One of the most fruitful commercial outlets for this type of "digital native" art, however, is undoubtedly the NFT market.
The images generated by neural networks, combined and reprocessed by multimedia artists or proposed as the algorithm generated them, can be uploaded to blockchain and sold on marketplaces such as OpenSea or on platforms for the independent management of own non-fungible tokens such as our NFT Commerce.
On the other hand, the results obtained from neural networks such as Dall-E assume great importance not only for their aesthetic value, but also for their use in a variety of practical applications. It is precisely on image search and recognition that Google has focused its efforts, announcing the development of two AIs that function similarly to Dall-E, Imagen and Parti, neither of which has yet been shared with the public.
Generative Art (?)
The incursion of Artificial Intelligence has opened within art history a chapter that is largely yet unwritten.
In the past decades, Pop Art has brought the seriality of industrial processes within the visual arts, while postmodernism has untied the knots of mass society in an ironic game of combination. Even earlier, Dadaism opposed creative intention with the playful randomness of free associations.
From a cultural perspective, Generative Art inserts another fundamental variable to this chronology: the autonomy of the tool from the author. This raises questions about some essential points.
Authorship of the artwork
Authorship is an open question in the contemporary art world. This is demonstrated by the recent lawsuit filed against Maurizio Cattelan by Daniel Druet, a sculptor who created some of the artist's most famous installations without ever appearing in the credits or catalogs.

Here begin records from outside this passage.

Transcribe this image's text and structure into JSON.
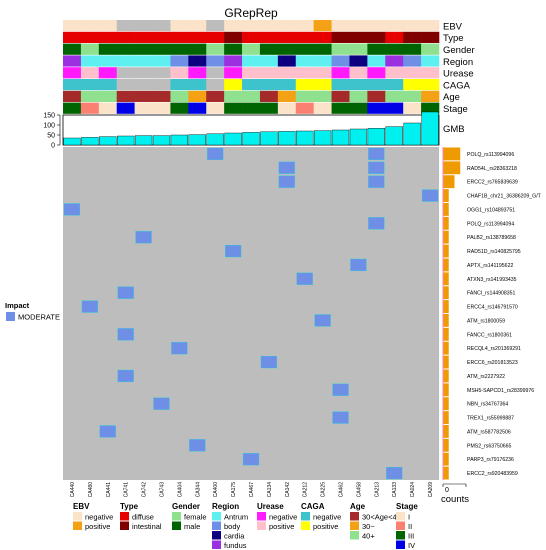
{
  "chart_data": {
    "type": "heatmap",
    "title": "GRepRep",
    "samples": [
      "CA440",
      "CA480",
      "CA441",
      "CA741",
      "CA742",
      "CA743",
      "CA404",
      "CA344",
      "CA400",
      "CA175",
      "CA467",
      "CA134",
      "CA142",
      "CA212",
      "CA225",
      "CA462",
      "CA458",
      "CA213",
      "CA133",
      "CA024",
      "CA209"
    ],
    "annotation_tracks": [
      {
        "name": "EBV",
        "values": [
          "negative",
          "negative",
          "negative",
          "NA",
          "NA",
          "NA",
          "negative",
          "negative",
          "NA",
          "negative",
          "negative",
          "negative",
          "negative",
          "negative",
          "positive",
          "negative",
          "negative",
          "negative",
          "negative",
          "negative",
          "negative"
        ]
      },
      {
        "name": "Type",
        "values": [
          "diffuse",
          "diffuse",
          "diffuse",
          "diffuse",
          "diffuse",
          "diffuse",
          "diffuse",
          "diffuse",
          "diffuse",
          "intestinal",
          "diffuse",
          "diffuse",
          "diffuse",
          "diffuse",
          "diffuse",
          "intestinal",
          "intestinal",
          "intestinal",
          "diffuse",
          "intestinal",
          "intestinal"
        ]
      },
      {
        "name": "Gender",
        "values": [
          "male",
          "female",
          "male",
          "male",
          "male",
          "male",
          "male",
          "male",
          "female",
          "male",
          "female",
          "male",
          "male",
          "male",
          "male",
          "female",
          "female",
          "male",
          "male",
          "male",
          "female"
        ]
      },
      {
        "name": "Region",
        "values": [
          "fundus",
          "Antrum",
          "Antrum",
          "Antrum",
          "Antrum",
          "Antrum",
          "body",
          "cardia",
          "body",
          "fundus",
          "Antrum",
          "Antrum",
          "cardia",
          "Antrum",
          "Antrum",
          "body",
          "cardia",
          "Antrum",
          "fundus",
          "body",
          "Antrum"
        ]
      },
      {
        "name": "Urease",
        "values": [
          "negative",
          "positive",
          "negative",
          "NA",
          "NA",
          "NA",
          "positive",
          "negative",
          "NA",
          "negative",
          "positive",
          "positive",
          "positive",
          "positive",
          "positive",
          "negative",
          "positive",
          "negative",
          "positive",
          "positive",
          "positive"
        ]
      },
      {
        "name": "CAGA",
        "values": [
          "negative",
          "negative",
          "negative",
          "NA",
          "NA",
          "NA",
          "negative",
          "negative",
          "NA",
          "positive",
          "negative",
          "negative",
          "negative",
          "positive",
          "positive",
          "negative",
          "negative",
          "negative",
          "negative",
          "positive",
          "positive"
        ]
      },
      {
        "name": "Age",
        "values": [
          "30<Age<40",
          "40+",
          "40+",
          "30<Age<40",
          "30<Age<40",
          "30<Age<40",
          "40+",
          "30~",
          "30<Age<40",
          "40+",
          "40+",
          "30<Age<40",
          "30~",
          "40+",
          "40+",
          "30<Age<40",
          "40+",
          "30<Age<40",
          "40+",
          "40+",
          "30~"
        ]
      },
      {
        "name": "Stage",
        "values": [
          "III",
          "II",
          "I",
          "IV",
          "I",
          "I",
          "III",
          "IV",
          "I",
          "III",
          "III",
          "III",
          "I",
          "II",
          "I",
          "III",
          "III",
          "IV",
          "IV",
          "I",
          "III"
        ]
      }
    ],
    "gmb": {
      "label": "GMB",
      "ylim": [
        0,
        150
      ],
      "ticks": [
        0,
        50,
        100,
        150
      ],
      "values": [
        35,
        38,
        42,
        45,
        47,
        47,
        50,
        52,
        56,
        60,
        63,
        66,
        68,
        70,
        72,
        75,
        80,
        84,
        92,
        110,
        165
      ]
    },
    "genes": [
      "POLQ_rs113994096",
      "RAD54L_rs28363218",
      "ERCC2_rs765839639",
      "CHAF1B_chr21_36386209_G/T",
      "OGG1_rs104893751",
      "POLQ_rs113994094",
      "PALB2_rs138789658",
      "RAD51D_rs140825795",
      "APTX_rs141195622",
      "ATXN3_rs141993435",
      "FANCI_rs144908351",
      "ERCC4_rs146791570",
      "ATM_rs1800059",
      "FANCC_rs1800361",
      "RECQL4_rs201369291",
      "ERCC6_rs201813523",
      "ATM_rs2227922",
      "MSH5-SAPCD1_rs28399976",
      "NBN_rs34767364",
      "TREX1_rs55999887",
      "ATM_rs587782506",
      "PMS2_rs63750665",
      "PARP3_rs79176236",
      "ERCC2_rs920483959"
    ],
    "mutations": [
      [
        0,
        8
      ],
      [
        0,
        17
      ],
      [
        1,
        12
      ],
      [
        1,
        17
      ],
      [
        2,
        12
      ],
      [
        2,
        17
      ],
      [
        3,
        20
      ],
      [
        4,
        0
      ],
      [
        5,
        17
      ],
      [
        6,
        4
      ],
      [
        7,
        9
      ],
      [
        8,
        16
      ],
      [
        9,
        13
      ],
      [
        10,
        3
      ],
      [
        11,
        1
      ],
      [
        12,
        14
      ],
      [
        13,
        3
      ],
      [
        14,
        6
      ],
      [
        15,
        11
      ],
      [
        16,
        3
      ],
      [
        17,
        15
      ],
      [
        18,
        5
      ],
      [
        19,
        15
      ],
      [
        20,
        2
      ],
      [
        21,
        7
      ],
      [
        22,
        10
      ],
      [
        23,
        18
      ]
    ],
    "counts": {
      "label": "counts",
      "values": [
        3,
        3,
        2,
        1,
        1,
        1,
        1,
        1,
        1,
        1,
        1,
        1,
        1,
        1,
        1,
        1,
        1,
        1,
        1,
        1,
        1,
        1,
        1,
        1
      ]
    },
    "impact_legend": {
      "title": "Impact",
      "items": [
        {
          "label": "MODERATE",
          "color": "#6f8fe6"
        }
      ]
    },
    "colors": {
      "background": "#bdbdbd",
      "mutation": "#6f8fe6",
      "gmb_bar": "#00f0f0",
      "counts_bar": "#ee9a00",
      "EBV": {
        "negative": "#fae3c8",
        "positive": "#f5a116",
        "NA": "#bdbdbd"
      },
      "Type": {
        "diffuse": "#e60000",
        "intestinal": "#800000"
      },
      "Gender": {
        "female": "#8fe08f",
        "male": "#006400"
      },
      "Region": {
        "Antrum": "#5ef0f0",
        "body": "#6f8fe6",
        "cardia": "#0d0080",
        "fundus": "#9b30e0"
      },
      "Urease": {
        "negative": "#ff1aff",
        "positive": "#ffc0cb",
        "NA": "#bdbdbd"
      },
      "CAGA": {
        "negative": "#3cc3cc",
        "positive": "#ffff00",
        "NA": "#bdbdbd"
      },
      "Age": {
        "30<Age<40": "#a52a2a",
        "30~": "#f5a116",
        "40+": "#8fe08f"
      },
      "Stage": {
        "I": "#fae3c8",
        "II": "#fa8072",
        "III": "#006400",
        "IV": "#0000e6"
      }
    },
    "legend_groups": [
      {
        "title": "EBV",
        "items": [
          "negative",
          "positive"
        ]
      },
      {
        "title": "Type",
        "items": [
          "diffuse",
          "intestinal"
        ]
      },
      {
        "title": "Gender",
        "items": [
          "female",
          "male"
        ]
      },
      {
        "title": "Region",
        "items": [
          "Antrum",
          "body",
          "cardia",
          "fundus"
        ]
      },
      {
        "title": "Urease",
        "items": [
          "negative",
          "positive"
        ]
      },
      {
        "title": "CAGA",
        "items": [
          "negative",
          "positive"
        ]
      },
      {
        "title": "Age",
        "items": [
          "30<Age<40",
          "30~",
          "40+"
        ]
      },
      {
        "title": "Stage",
        "items": [
          "I",
          "II",
          "III",
          "IV"
        ]
      }
    ]
  }
}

If a work of visual art is generated by an AI, does the authorship belong to the AI, the professionals who developed it, or the digital artist who provided the prompt? Indeed, can a dataset of text-image associations be an adequate counterpart to the faculty of imagination?
The production of Generative Art itself also involves business models that are still being defined. The subscription-based model is currently the most widely used in content creation and distribution, but it is also the one that most limits the independence of the medium and the freedom of creators.
With a pen and a sheet of paper an artist can freely create what they want: that is not the case when in order to give voice to his or her creativity the artist must pay monthly or "by use" to a Generative Art platform, which moreover can be restricted and censored by those who manage it.
Subscription models are complex to manage properly precisely because they involve a continuous exchange of value and freedom between the user and the company. We at Neosperience, having carried out projects on the subject with some of the most important companies nationally and internationally, offer our expertise on the subject through both business design work and the development of dedicated digital products.
Unbiased Artificial Intelligence
As we have seen, in order to enhance the potential of Generative Art, we need to make the best use of the specificity of this medium in all its fields of application. More than that, it is essential to design artificial intelligences in an empathetic way. Is it possible to untie our biases as human beings from the code that gives life to the Artificial Intelligences we are developing?
Achieving this goal requires a thorough understanding of the hybrid nature of Generative Art, which calls into question both culture and technology. It will therefore be necessary to bring data scientists and humanists together at the design stage, in order to provide AIs with datasets capable of producing results that are unbiased, yet accurate and representative at the same time.